The present study highlights the area is very much dynamic and always influenced by strong tidal effects, which alter the entire water quality properties within a short time interval. Gianesella et al. (2000) suggested that the main source of nutrients in a tropical estuarine channel is land drainage, particularly in the area surrounded by dense mangrove vegetation. Previous study by Mukhopadhyay et al. (2006) suggested that mangrove-dominated estuary is a good source of nutrients, and its concentrations fully depend on mangrove litter fall and estuarine transport of nutrients from the surrounding sediments. They also reported that monsoonal run-off increase significant amount of nutrients concentration (53% for dissolve inorganic nitrate, 31% for dissolve reactive phosphate and 32% for silicate) compared to pre-monsoon from coastal region of the Sundarban Estuarine system.
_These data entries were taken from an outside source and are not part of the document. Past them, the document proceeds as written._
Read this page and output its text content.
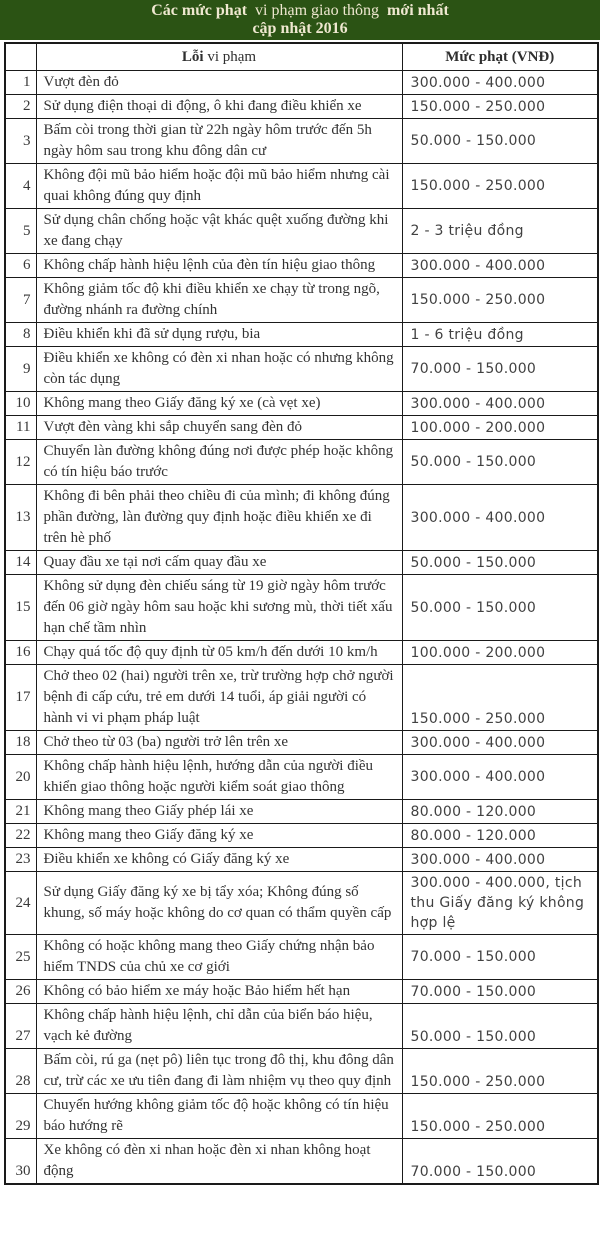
Các mức phạt vi phạm giao thông mới nhất
cập nhật 2016
	Lỗi vi phạm	Mức phạt (VNĐ)
1	Vượt đèn đỏ	300.000 - 400.000
2	Sử dụng điện thoại di động, ô khi đang điều khiển xe	150.000 - 250.000
3	Bấm còi trong thời gian từ 22h ngày hôm trước đến 5h ngày hôm sau trong khu đông dân cư	50.000 - 150.000
4	Không đội mũ bảo hiểm hoặc đội mũ bảo hiểm nhưng cài quai không đúng quy định	150.000 - 250.000
5	Sử dụng chân chống hoặc vật khác quệt xuống đường khi xe đang chạy	2 - 3 triệu đồng
6	Không chấp hành hiệu lệnh của đèn tín hiệu giao thông	300.000 - 400.000
7	Không giảm tốc độ khi điều khiển xe chạy từ trong ngõ, đường nhánh ra đường chính	150.000 - 250.000
8	Điều khiển khi đã sử dụng rượu, bia	1 - 6 triệu đồng
9	Điều khiển xe không có đèn xi nhan hoặc có nhưng không còn tác dụng	70.000 - 150.000
10	Không mang theo Giấy đăng ký xe (cà vẹt xe)	300.000 - 400.000
11	Vượt đèn vàng khi sắp chuyển sang đèn đỏ	100.000 - 200.000
12	Chuyển làn đường không đúng nơi được phép hoặc không có tín hiệu báo trước	50.000 - 150.000
13	Không đi bên phải theo chiều đi của mình; đi không đúng phần đường, làn đường quy định hoặc điều khiển xe đi trên hè phố	300.000 - 400.000
14	Quay đầu xe tại nơi cấm quay đầu xe	50.000 - 150.000
15	Không sử dụng đèn chiếu sáng từ 19 giờ ngày hôm trước đến 06 giờ ngày hôm sau hoặc khi sương mù, thời tiết xấu hạn chế tầm nhìn	50.000 - 150.000
16	Chạy quá tốc độ quy định từ 05 km/h đến dưới 10 km/h	100.000 - 200.000
17	Chở theo 02 (hai) người trên xe, trừ trường hợp chở người bệnh đi cấp cứu, trẻ em dưới 14 tuổi, áp giải người có hành vi vi phạm pháp luật	150.000 - 250.000
18	Chở theo từ 03 (ba) người trở lên trên xe	300.000 - 400.000
20	Không chấp hành hiệu lệnh, hướng dẫn của người điều khiển giao thông hoặc người kiểm soát giao thông	300.000 - 400.000
21	Không mang theo Giấy phép lái xe	80.000 - 120.000
22	Không mang theo Giấy đăng ký xe	80.000 - 120.000
23	Điều khiển xe không có Giấy đăng ký xe	300.000 - 400.000
24	Sử dụng Giấy đăng ký xe bị tẩy xóa; Không đúng số khung, số máy hoặc không do cơ quan có thẩm quyền cấp	300.000 - 400.000, tịch thu Giấy đăng ký không hợp lệ
25	Không có hoặc không mang theo Giấy chứng nhận bảo hiểm TNDS của chủ xe cơ giới	70.000 - 150.000
26	Không có bảo hiểm xe máy hoặc Bảo hiểm hết hạn	70.000 - 150.000
27	Không chấp hành hiệu lệnh, chỉ dẫn của biển báo hiệu, vạch kẻ đường	50.000 - 150.000
28	Bấm còi, rú ga (nẹt pô) liên tục trong đô thị, khu đông dân cư, trừ các xe ưu tiên đang đi làm nhiệm vụ theo quy định	150.000 - 250.000
29	Chuyển hướng không giảm tốc độ hoặc không có tín hiệu báo hướng rẽ	150.000 - 250.000
30	Xe không có đèn xi nhan hoặc đèn xi nhan không hoạt động	70.000 - 150.000
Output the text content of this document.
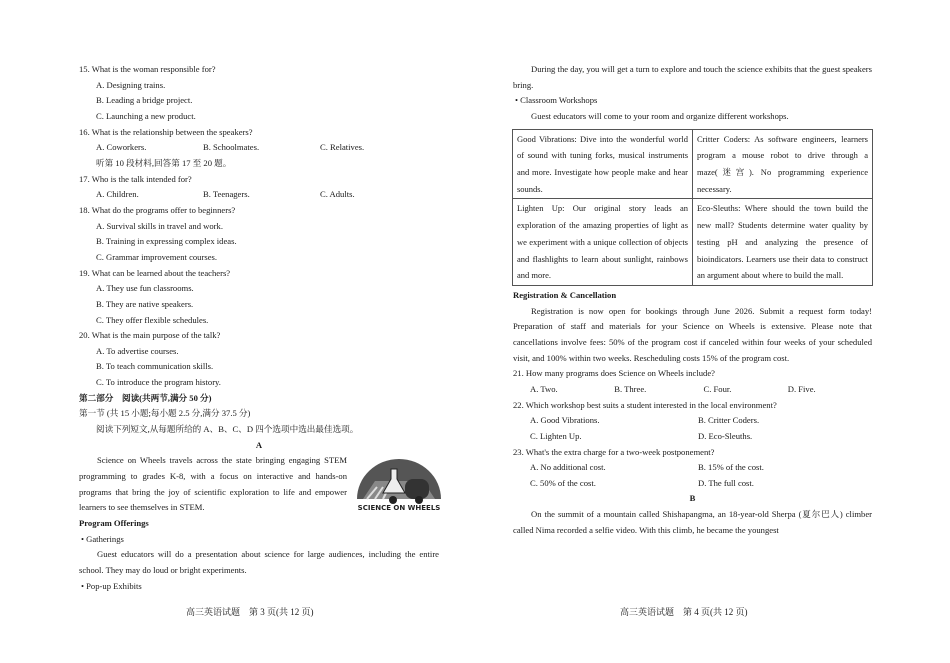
15. What is the woman responsible for?
A. Designing trains.
B. Leading a bridge project.
C. Launching a new product.
16. What is the relationship between the speakers?
A. Coworkers.	B. Schoolmates.	C. Relatives.
听第 10 段材料,回答第 17 至 20 题。
17. Who is the talk intended for?
A. Children.	B. Teenagers.	C. Adults.
18. What do the programs offer to beginners?
A. Survival skills in travel and work.
B. Training in expressing complex ideas.
C. Grammar improvement courses.
19. What can be learned about the teachers?
A. They use fun classrooms.
B. They are native speakers.
C. They offer flexible schedules.
20. What is the main purpose of the talk?
A. To advertise courses.
B. To teach communication skills.
C. To introduce the program history.
第二部分　阅读(共两节,满分 50 分)
第一节 (共 15 小题;每小题 2.5 分,满分 37.5 分)
阅读下列短文,从每题所给的 A、B、C、D 四个选项中选出最佳选项。
A
SCIENCE ON WHEELS
Science on Wheels travels across the state bringing engaging STEM programming to grades K-8, with a focus on interactive and hands-on programs that bring the joy of scientific exploration to life and empower learners to see themselves in STEM.
Program Offerings
• Gatherings
Guest educators will do a presentation about science for large audiences, including the entire school. They may do loud or bright experiments.
• Pop-up Exhibits
During the day, you will get a turn to explore and touch the science exhibits that the guest speakers bring.
• Classroom Workshops
Guest educators will come to your room and organize different workshops.
Good Vibrations: Dive into the wonderful world of sound with tuning forks, musical instruments and more. Investigate how people make and hear sounds.	Critter Coders: As software engineers, learners program a mouse robot to drive through a maze(迷宫). No programming experience necessary.
Lighten Up: Our original story leads an exploration of the amazing properties of light as we experiment with a unique collection of objects and flashlights to learn about sunlight, rainbows and more.	Eco-Sleuths: Where should the town build the new mall? Students determine water quality by testing pH and analyzing the presence of bioindicators. Learners use their data to construct an argument about where to build the mall.
Registration & Cancellation
Registration is now open for bookings through June 2026. Submit a request form today! Preparation of staff and materials for your Science on Wheels is extensive. Please note that cancellations involve fees: 50% of the program cost if canceled within four weeks of your scheduled visit, and 100% within two weeks. Rescheduling costs 15% of the program cost.
21. How many programs does Science on Wheels include?
A. Two.	B. Three.	C. Four.	D. Five.
22. Which workshop best suits a student interested in the local environment?
A. Good Vibrations.	B. Critter Coders.
C. Lighten Up.	D. Eco-Sleuths.
23. What's the extra charge for a two-week postponement?
A. No additional cost.	B. 15% of the cost.
C. 50% of the cost.	D. The full cost.
B
On the summit of a mountain called Shishapangma, an 18-year-old Sherpa (夏尔巴人) climber called Nima recorded a selfie video. With this climb, he became the youngest
高三英语试题　第 3 页(共 12 页)	高三英语试题　第 4 页(共 12 页)
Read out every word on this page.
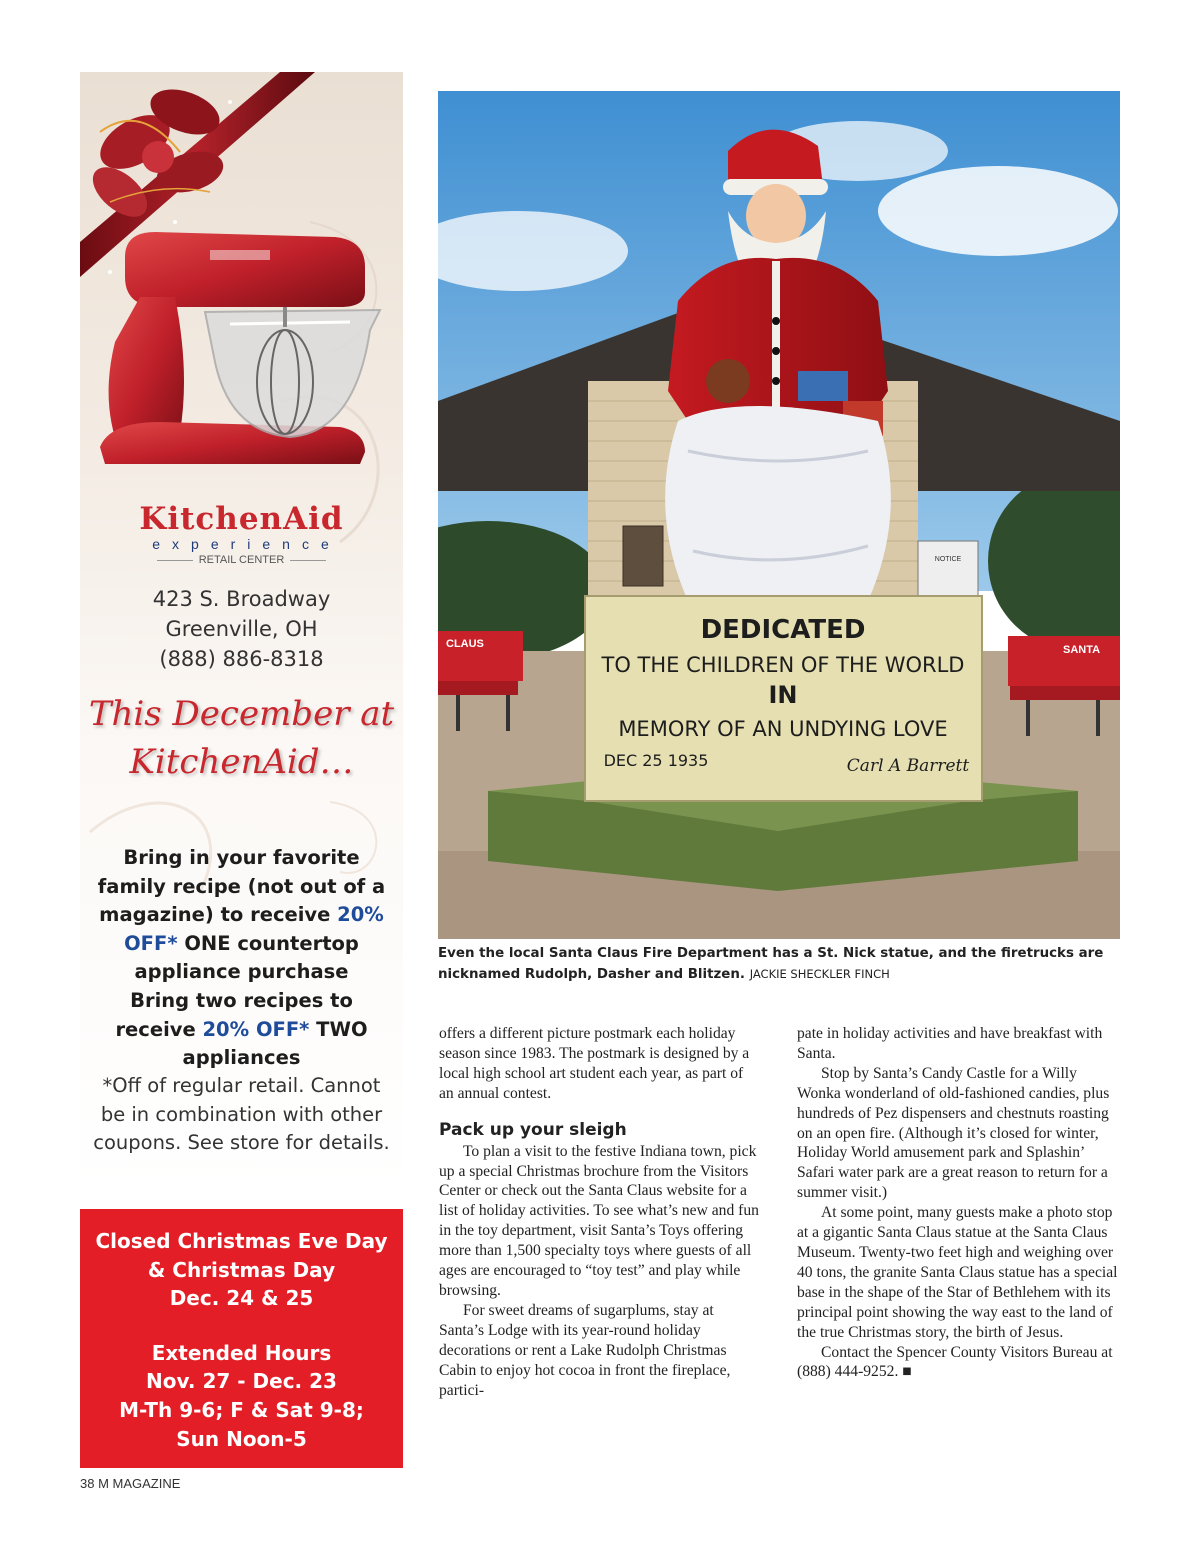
KitchenAid
experience
RETAIL CENTER
423 S. Broadway
Greenville, OH
(888) 886-8318
This December at
KitchenAid…
Bring in your favorite family recipe (not out of a magazine) to receive 20% OFF* ONE countertop appliance purchase
Bring two recipes to receive 20% OFF* TWO appliances
*Off of regular retail. Cannot be in combination with other coupons. See store for details.
Closed Christmas Eve Day
& Christmas Day
Dec. 24 & 25
Extended Hours
Nov. 27 - Dec. 23
M-Th 9-6; F & Sat 9-8;
Sun Noon-5
38 M MAGAZINE
NOTICE
CLAUS	SANTA
DEDICATED
TO THE CHILDREN OF THE WORLD
IN
MEMORY OF AN UNDYING LOVE
DEC 25 1935	Carl A Barrett
Even the local Santa Claus Fire Department has a St. Nick statue, and the firetrucks are nicknamed Rudolph, Dasher and Blitzen. JACKIE SHECKLER FINCH

offers a different picture postmark each holiday season since 1983. The postmark is designed by a local high school art student each year, as part of an annual contest.

Pack up your sleigh

To plan a visit to the festive Indiana town, pick up a special Christmas brochure from the Visitors Center or check out the Santa Claus website for a list of holiday activities. To see what’s new and fun in the toy department, visit Santa’s Toys offering more than 1,500 specialty toys where guests of all ages are encouraged to “toy test” and play while browsing.

For sweet dreams of sugarplums, stay at Santa’s Lodge with its year-round holiday decorations or rent a Lake Rudolph Christmas Cabin to enjoy hot cocoa in front the fireplace, partici-

pate in holiday activities and have breakfast with Santa.

Stop by Santa’s Candy Castle for a Willy Wonka wonderland of old-fashioned candies, plus hundreds of Pez dispensers and chestnuts roasting on an open fire. (Although it’s closed for winter, Holiday World amusement park and Splashin’ Safari water park are a great reason to return for a summer visit.)

At some point, many guests make a photo stop at a gigantic Santa Claus statue at the Santa Claus Museum. Twenty-two feet high and weighing over 40 tons, the granite Santa Claus statue has a special base in the shape of the Star of Bethlehem with its principal point showing the way east to the land of the true Christmas story, the birth of Jesus.

Contact the Spencer County Visitors Bureau at (888) 444-9252. ■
Since the present study station is also a complex deltaic ecosystem which is fully covered by mangrove vegetation, therefore, the turbidity current, mangrove litter fall, erosion of bottom sediment, and river runoff continuously influence the water quality properties.

Conclusions

In the present study, different physico-chemical parameters were observed in a short-time period during monsoon season (August 2014) at Sundarban. The present study highlights that sub-hourly sampling of a particular region is very important where all biogeochemical properties fluctuate in every 15-min interval with water level rise. The present baseline information of the sub-hourly changes of physico-chemical characteristics of surface water can be interpreted further for ecological assessment and monitoring of Sundarban Estuarine System, to determine the responsible factors for estuarine biogeochemical processes.